La fibromialgia è una sindrome cronica caratterizzata da dolore diffuso, rigidità muscolare, stanchezza e disturbi del sonno. Colpisce in prevalenza le donne adulte e, secondo le ultime ricerche, può avere una base multifattoriale che coinvolge aspetti neurologici, genetici e immunitari.
Cos’è la fibromialgia
La fibromialgia non è una malattia infiammatoria articolare ma una condizione complessa che interessa il sistema nervoso centrale. Studi di risonanza magnetica spettroscopica hanno mostrato alterazioni a livello dell’ippocampo e una ridotta concentrazione di N‑Acetil Aspartato (NAA), indice di possibili disfunzioni neurologiche.
Sintomi principali
I sintomi della fibromialgia sono variabili ma includono:
- Dolore cronico e diffuso, simmetrico e persistente da almeno 3 mesi
- Rigidità muscolare e difficoltà nei movimenti
- Punti dolenti specifici (tender points), con diagnosi confermata se almeno 11 su 18 risultano dolorabili
- Disturbi del sonno, con compromissione della fase 4 del sonno profondo
- Affaticamento costante e ridotta capacità di concentrazione, nota come fibro‑fog
Cause e fattori di rischio
Le cause non sono ancora pienamente comprese.
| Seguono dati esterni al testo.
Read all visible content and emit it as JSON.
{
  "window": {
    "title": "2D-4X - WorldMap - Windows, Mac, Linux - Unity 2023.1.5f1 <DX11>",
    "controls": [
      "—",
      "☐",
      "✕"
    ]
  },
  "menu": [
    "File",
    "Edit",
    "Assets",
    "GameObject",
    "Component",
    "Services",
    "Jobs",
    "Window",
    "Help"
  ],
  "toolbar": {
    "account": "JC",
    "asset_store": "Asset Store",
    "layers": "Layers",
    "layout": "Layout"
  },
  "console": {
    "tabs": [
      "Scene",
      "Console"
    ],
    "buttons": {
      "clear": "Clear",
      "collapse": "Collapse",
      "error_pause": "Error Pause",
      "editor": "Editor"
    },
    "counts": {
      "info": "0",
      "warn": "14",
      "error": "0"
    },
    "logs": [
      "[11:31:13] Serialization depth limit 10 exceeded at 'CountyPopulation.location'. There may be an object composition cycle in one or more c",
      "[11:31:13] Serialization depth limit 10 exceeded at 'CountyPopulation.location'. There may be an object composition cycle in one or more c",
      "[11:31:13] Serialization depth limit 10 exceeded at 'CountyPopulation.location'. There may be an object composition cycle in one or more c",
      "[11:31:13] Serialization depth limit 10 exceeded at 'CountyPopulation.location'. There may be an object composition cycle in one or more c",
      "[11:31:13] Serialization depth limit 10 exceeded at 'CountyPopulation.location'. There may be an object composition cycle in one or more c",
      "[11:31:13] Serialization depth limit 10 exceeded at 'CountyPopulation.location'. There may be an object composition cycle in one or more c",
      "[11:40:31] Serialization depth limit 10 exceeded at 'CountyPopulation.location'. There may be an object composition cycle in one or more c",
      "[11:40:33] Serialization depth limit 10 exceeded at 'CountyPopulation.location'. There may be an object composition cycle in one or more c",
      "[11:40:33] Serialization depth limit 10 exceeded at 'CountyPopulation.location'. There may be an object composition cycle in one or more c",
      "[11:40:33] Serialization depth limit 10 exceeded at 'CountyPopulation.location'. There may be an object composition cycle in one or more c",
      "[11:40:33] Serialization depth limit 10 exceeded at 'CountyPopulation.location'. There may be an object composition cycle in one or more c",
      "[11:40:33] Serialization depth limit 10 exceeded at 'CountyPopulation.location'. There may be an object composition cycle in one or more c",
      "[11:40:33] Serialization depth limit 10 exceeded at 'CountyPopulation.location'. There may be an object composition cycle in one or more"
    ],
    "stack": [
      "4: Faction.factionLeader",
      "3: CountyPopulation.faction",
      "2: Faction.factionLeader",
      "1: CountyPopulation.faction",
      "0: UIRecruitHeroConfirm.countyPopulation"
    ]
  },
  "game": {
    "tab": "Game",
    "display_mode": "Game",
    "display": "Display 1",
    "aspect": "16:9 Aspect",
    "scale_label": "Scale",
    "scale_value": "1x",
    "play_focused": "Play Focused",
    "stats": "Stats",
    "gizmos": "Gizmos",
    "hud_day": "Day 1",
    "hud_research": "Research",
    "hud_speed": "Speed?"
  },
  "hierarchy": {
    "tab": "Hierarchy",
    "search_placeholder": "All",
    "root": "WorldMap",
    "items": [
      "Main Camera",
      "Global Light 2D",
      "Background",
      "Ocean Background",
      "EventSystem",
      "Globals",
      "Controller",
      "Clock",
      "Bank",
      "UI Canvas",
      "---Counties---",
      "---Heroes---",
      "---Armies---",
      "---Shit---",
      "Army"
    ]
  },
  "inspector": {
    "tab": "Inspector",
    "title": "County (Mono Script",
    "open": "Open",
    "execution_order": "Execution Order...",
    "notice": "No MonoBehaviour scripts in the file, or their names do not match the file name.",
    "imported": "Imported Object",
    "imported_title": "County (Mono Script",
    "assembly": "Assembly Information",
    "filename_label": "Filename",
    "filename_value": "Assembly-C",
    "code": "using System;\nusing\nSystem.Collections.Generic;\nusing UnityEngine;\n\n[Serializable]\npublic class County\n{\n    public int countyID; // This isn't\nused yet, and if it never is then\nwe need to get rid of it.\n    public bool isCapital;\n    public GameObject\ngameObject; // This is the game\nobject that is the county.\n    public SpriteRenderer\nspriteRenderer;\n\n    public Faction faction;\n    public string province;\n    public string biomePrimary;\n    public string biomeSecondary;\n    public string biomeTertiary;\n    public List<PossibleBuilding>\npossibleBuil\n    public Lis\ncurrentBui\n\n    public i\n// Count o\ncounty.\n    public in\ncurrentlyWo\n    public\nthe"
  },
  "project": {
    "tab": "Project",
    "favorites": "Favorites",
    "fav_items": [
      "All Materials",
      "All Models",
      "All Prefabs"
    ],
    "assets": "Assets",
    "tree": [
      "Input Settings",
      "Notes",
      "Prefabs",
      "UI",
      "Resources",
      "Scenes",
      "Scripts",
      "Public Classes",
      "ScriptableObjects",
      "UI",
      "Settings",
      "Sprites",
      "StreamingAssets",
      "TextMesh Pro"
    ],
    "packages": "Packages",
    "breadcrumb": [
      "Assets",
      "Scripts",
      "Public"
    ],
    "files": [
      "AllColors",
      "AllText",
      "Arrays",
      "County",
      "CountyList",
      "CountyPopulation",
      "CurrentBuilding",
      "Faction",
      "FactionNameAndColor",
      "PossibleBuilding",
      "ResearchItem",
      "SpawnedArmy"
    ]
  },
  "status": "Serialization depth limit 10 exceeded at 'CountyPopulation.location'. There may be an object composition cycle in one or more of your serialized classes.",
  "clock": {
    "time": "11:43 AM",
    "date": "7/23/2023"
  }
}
Tra i fattori più studiati:
- Predisposizione genetica
- Stress psicofisico e traumi
- Alterazioni ormonali
- Infezioni pregresse
- Possibile componente immunitaria, come dimostrano nuove ricerche sui neutrofili (fonte)
Diagnosi
Non esistono test specifici. La diagnosi si basa su criteri clinici:
- Dolore diffuso e persistente per almeno 3 mesi
- Palpazione di almeno 11 tender points su 18 con pressione di circa 4 kg
- Esclusione di altre patologie reumatologiche o metaboliche (Wikipedia)
Approcci terapeutici
La gestione della fibromialgia è multidisciplinare. Gli interventi includono:
- Stile di vita: attività fisica regolare e tecniche di rilassamento
- Supporto psicologico: per la gestione di ansia e depressione
- Terapie farmacologiche: analgesici, antidepressivi e farmaci per migliorare il sonno
- Approcci innovativi: nuove ricerche aprono la strada a trattamenti di medicina di precisione
Conclusioni
La fibromialgia rimane una sfida diagnostica e terapeutica. Le nuove evidenze scientifiche, soprattutto in campo neurologico e immunitario, stanno aprendo prospettive incoraggianti per migliorare la qualità di vita dei pazienti. La diagnosi precoce e un approccio terapeutico personalizzato sono essenziali per ridurre il dolore e favorire il benessere complessivo.